In its sixth year, this children’s literature conclave pushes the boundaries of writing, reading and making books


A moment from Jumpstart 2010.
A moment from Jumpstart 2010.

It is always good to be reminded of the “all work and no play” adage. In its sixth year, Jumpstart, the annual conclave dedicated exclusively to children’s literature and organized by the German Book Office (GBO), New Delhi, looks at the idea of play from several angles.

“Play refers to the state of mind that encourages exploration,” says Samina Mishra who, along with Anita Roy and Manasi Subramaniam, forms the programming team for this edition of Jumpstart. “This can be achieved while you are playing hopscotch or climbing a tree or even reading a book,” she explains. In different sessions and workshops with writers, readers and makers of books for children, this theme will be analysed from manifold perspectives—as a philosophical concept, a practical challenge, a marketable idea.

To be held over two days, 25-26 August, in New Delhi, the festival is going to have its first Bangalore chapter too this year, on 28 August. “We are not only crossing territories by taking it outside the Capital but also going interdisciplinary, venturing into a whole new world of children’s media,” says Prashasti Rastogi, the GBO director. “We have experts coming in from Germany, Hong Kong and France, working with illustration, pedagogy, theatre, games, animation, storytelling, publishing, and more.”

The star attraction is going to be Nury Vittachi—one of the most successful, prolific, and widely translated children’s books writers in Asia—who will deliver the keynote address. “He is a maverick,” says Roy. “A presence like him at Jumpstart ensures that we are not always looking towards Europe, but are equally aware of children’s writing in an Asian context.” Vittachi, who blogs under the pseudonym “Mr Jam”, is the founding chairman of the Scholastic Asia Book prize, the Asia Literary Review, the Man Asian Literary prize and the Australia-Asia Literary Award.

While Asha Nehemiah, a children’s writer from India, and Sophie Benini Pietromarchi, an author-illustrator from Italy, will discuss “The Idea Of A Game”, at least two of the sessions will be devoted entirely to hands-on
exploration of interactive reading. One of these will be on augmented reality.
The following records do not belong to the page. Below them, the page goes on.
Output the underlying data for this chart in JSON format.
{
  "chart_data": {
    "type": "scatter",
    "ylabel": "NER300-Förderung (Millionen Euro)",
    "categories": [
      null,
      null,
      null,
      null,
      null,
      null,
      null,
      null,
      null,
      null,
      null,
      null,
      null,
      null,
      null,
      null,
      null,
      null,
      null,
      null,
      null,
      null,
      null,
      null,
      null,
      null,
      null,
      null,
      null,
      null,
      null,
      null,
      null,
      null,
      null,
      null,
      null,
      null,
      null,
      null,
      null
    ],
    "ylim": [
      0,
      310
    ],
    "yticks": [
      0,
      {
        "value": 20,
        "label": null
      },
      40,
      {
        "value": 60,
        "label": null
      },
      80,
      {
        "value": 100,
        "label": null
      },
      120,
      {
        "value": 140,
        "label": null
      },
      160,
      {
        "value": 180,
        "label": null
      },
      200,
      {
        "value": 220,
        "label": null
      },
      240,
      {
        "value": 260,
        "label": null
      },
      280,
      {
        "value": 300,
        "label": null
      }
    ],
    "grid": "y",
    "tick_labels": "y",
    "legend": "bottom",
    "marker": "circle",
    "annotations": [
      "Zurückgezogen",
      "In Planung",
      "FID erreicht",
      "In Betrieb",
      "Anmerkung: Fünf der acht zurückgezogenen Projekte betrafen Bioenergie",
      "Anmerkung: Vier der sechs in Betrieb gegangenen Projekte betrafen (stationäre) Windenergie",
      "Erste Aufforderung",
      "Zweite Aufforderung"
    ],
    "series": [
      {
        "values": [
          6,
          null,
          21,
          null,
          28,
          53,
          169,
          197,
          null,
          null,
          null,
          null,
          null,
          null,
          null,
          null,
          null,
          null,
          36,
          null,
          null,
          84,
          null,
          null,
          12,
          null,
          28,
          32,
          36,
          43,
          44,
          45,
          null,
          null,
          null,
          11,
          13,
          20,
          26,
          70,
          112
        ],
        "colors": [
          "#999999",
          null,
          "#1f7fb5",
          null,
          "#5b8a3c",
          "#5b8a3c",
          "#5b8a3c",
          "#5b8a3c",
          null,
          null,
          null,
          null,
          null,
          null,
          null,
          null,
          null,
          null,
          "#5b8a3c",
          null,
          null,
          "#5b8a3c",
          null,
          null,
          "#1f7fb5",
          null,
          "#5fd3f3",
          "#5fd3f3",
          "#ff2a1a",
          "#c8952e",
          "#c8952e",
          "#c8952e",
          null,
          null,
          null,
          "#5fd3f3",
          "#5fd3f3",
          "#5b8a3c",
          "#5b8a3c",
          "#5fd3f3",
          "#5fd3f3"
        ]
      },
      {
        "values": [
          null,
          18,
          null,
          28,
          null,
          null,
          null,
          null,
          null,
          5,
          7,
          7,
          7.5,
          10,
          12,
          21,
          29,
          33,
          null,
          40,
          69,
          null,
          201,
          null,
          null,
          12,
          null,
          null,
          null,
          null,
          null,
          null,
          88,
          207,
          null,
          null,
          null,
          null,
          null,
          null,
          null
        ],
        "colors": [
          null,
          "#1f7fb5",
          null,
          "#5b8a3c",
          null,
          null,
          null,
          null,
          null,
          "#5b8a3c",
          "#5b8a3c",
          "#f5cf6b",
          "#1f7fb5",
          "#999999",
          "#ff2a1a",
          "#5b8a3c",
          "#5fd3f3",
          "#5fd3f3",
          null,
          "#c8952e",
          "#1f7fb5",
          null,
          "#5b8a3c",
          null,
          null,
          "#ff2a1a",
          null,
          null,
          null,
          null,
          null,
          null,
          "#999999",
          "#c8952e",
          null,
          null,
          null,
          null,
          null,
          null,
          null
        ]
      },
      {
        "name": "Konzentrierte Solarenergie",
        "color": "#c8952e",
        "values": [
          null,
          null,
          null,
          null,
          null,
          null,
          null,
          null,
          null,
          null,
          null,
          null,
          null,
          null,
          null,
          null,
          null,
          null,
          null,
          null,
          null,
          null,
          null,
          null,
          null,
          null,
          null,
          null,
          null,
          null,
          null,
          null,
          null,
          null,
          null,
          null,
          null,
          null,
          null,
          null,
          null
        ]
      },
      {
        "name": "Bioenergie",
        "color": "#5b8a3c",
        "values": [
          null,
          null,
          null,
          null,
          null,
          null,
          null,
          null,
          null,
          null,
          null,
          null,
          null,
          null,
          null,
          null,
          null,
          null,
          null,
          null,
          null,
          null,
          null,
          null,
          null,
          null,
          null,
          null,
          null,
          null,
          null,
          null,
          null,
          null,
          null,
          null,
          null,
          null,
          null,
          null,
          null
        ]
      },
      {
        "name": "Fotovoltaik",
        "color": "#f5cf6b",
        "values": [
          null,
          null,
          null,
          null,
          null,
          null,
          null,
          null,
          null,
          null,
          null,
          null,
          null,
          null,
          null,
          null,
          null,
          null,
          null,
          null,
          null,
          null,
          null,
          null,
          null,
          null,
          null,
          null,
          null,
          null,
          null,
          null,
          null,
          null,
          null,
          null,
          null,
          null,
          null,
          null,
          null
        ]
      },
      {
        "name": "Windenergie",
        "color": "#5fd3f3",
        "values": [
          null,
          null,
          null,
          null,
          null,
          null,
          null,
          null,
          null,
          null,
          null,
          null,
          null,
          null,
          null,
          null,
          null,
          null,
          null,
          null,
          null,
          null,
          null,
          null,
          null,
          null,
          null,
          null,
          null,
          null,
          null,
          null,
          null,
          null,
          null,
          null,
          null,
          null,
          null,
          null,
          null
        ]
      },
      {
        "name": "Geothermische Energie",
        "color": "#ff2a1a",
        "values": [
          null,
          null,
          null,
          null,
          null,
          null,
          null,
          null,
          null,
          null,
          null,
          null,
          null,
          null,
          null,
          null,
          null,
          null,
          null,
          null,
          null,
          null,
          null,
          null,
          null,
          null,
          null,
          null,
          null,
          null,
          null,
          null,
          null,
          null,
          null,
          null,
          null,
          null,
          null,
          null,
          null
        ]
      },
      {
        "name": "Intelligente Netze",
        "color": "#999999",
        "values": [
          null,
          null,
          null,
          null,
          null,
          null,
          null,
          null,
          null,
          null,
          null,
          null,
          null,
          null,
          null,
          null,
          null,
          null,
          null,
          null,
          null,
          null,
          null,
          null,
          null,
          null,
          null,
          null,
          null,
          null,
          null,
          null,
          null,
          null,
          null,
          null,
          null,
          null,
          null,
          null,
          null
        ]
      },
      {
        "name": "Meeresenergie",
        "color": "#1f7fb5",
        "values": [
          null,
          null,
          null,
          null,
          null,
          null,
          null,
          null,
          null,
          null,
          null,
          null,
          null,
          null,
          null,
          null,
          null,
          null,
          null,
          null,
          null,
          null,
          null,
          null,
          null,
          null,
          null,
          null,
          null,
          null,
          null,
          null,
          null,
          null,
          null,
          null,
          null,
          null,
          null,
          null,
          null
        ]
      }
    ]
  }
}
Anshumani Ruddra, a Bangalore-based author, game designer and screenwriter, will be conducting the second one with the aim of developing a “gamebook” by interacting with the audience.

“The content of children’s literature is migrating to virtual platforms,” says Roy. “We will be looking at the evolution of new forms of pedagogy that are trying to get the attention of children who are flitting between websites and hyperlinks.”

Grown-ups, too, will find much to hold their attention in these exchanges.